Clayton Christensen came back to academia as a forty-year-old doctoral student. He developed this model from his research that showed that what cripples successful companies is rarely that somebody comes into their own market with a better product but rather that somebody come in at the bottom of the market with an inexpensive, simple product that caters only to the needs of the least-demanding customers.

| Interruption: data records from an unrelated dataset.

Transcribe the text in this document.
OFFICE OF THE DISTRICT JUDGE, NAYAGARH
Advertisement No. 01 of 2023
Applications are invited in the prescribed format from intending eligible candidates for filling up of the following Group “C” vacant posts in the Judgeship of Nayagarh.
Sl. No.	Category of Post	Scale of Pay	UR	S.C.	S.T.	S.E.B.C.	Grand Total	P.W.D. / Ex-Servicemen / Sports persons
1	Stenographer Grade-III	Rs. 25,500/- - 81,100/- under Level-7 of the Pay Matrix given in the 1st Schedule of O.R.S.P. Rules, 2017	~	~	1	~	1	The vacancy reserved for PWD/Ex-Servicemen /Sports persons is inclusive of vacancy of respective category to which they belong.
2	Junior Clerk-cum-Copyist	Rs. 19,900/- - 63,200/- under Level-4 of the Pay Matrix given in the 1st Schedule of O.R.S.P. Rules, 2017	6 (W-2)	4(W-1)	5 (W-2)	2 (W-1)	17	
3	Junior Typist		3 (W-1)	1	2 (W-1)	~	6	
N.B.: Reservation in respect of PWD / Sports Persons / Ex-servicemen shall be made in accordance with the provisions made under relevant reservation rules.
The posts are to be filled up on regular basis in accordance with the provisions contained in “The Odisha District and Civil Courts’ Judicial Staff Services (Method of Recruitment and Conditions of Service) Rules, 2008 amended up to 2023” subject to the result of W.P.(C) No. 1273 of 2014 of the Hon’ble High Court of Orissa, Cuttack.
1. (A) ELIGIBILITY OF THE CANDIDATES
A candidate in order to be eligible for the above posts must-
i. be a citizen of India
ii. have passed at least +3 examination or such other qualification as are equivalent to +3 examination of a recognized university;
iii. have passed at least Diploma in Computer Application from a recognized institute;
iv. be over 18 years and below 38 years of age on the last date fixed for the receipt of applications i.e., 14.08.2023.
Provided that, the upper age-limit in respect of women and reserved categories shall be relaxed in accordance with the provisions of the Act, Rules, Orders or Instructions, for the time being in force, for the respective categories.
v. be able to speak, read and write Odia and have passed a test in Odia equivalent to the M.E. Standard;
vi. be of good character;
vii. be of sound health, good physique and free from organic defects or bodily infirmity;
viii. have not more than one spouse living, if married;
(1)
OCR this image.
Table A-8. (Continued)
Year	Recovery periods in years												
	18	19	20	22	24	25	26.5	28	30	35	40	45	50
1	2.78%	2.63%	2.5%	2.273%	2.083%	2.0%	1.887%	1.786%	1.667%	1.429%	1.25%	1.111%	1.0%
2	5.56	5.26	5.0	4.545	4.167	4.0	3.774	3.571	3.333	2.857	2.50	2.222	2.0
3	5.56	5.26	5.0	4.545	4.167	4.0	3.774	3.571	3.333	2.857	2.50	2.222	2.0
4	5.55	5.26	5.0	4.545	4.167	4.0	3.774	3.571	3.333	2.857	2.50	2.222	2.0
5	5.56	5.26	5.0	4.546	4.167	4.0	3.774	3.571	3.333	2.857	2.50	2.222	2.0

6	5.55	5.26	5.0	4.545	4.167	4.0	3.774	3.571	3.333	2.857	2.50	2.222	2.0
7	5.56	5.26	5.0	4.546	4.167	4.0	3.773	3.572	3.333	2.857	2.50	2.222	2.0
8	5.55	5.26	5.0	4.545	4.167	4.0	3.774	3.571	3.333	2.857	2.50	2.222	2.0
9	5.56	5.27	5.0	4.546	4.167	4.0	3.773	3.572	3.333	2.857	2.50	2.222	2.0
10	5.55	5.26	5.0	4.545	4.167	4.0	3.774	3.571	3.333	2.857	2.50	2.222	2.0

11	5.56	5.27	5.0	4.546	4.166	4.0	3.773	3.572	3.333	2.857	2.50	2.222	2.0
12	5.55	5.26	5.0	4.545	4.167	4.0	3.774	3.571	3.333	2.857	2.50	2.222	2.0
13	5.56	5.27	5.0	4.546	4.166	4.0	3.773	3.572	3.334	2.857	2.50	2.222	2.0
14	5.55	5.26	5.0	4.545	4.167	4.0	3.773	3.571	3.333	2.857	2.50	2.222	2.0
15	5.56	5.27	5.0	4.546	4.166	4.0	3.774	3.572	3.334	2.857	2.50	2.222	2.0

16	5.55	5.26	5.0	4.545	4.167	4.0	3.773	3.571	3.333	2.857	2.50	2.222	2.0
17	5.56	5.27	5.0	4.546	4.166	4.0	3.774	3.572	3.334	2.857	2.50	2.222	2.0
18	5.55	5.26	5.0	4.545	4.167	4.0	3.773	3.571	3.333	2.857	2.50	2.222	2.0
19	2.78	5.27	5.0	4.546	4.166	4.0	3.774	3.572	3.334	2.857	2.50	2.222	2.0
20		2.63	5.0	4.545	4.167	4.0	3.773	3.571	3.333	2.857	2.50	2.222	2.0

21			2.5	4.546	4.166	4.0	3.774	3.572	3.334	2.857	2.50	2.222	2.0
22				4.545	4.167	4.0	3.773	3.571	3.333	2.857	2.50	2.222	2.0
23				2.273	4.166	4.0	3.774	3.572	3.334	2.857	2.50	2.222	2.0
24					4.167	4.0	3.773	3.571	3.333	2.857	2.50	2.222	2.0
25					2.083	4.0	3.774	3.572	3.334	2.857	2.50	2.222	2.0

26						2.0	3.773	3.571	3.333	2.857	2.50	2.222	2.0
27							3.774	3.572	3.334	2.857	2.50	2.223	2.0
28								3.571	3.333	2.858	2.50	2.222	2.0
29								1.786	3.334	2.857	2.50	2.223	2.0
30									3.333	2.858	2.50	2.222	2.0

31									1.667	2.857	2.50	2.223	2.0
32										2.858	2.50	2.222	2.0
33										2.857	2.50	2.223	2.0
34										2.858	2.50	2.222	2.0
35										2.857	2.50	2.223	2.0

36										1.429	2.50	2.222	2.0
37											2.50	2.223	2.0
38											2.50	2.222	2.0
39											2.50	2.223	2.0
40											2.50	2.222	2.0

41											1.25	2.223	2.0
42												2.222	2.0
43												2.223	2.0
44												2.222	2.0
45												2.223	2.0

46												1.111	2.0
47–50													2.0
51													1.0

And then they move up.
What we showed is that, over and over again, when a well-run company focuses on listening to its customers and investing where profit margins are most attractive, those paradigms of good management that they follow help the leaders move up market but paralyze them when somebody comes from down below. And they just can’t attack below.
Toyota attacked the American market, not by making Lexus’s, but with this crummy, little, rusty subcompact model called the Corona in the 1960’s Then they moved up market to Tercels, Corollas, Camry’s, Avalon’s, and Forerunners. And then they make Lexus’s.
Every once in a while, the leaders in the industry—GM and Ford—would look down at Toyota coming u at the and say, “We ought to go compete against those guys.”” And so they’d send down a Chevette or Pinto. But then they’d compare the profitability of a big Ford Explorer or A Cadillac Escalade, and it actually didn’t make economic sense. This is called Disruption.
ACTION POINT: Consider possible disrupters in your marketplace.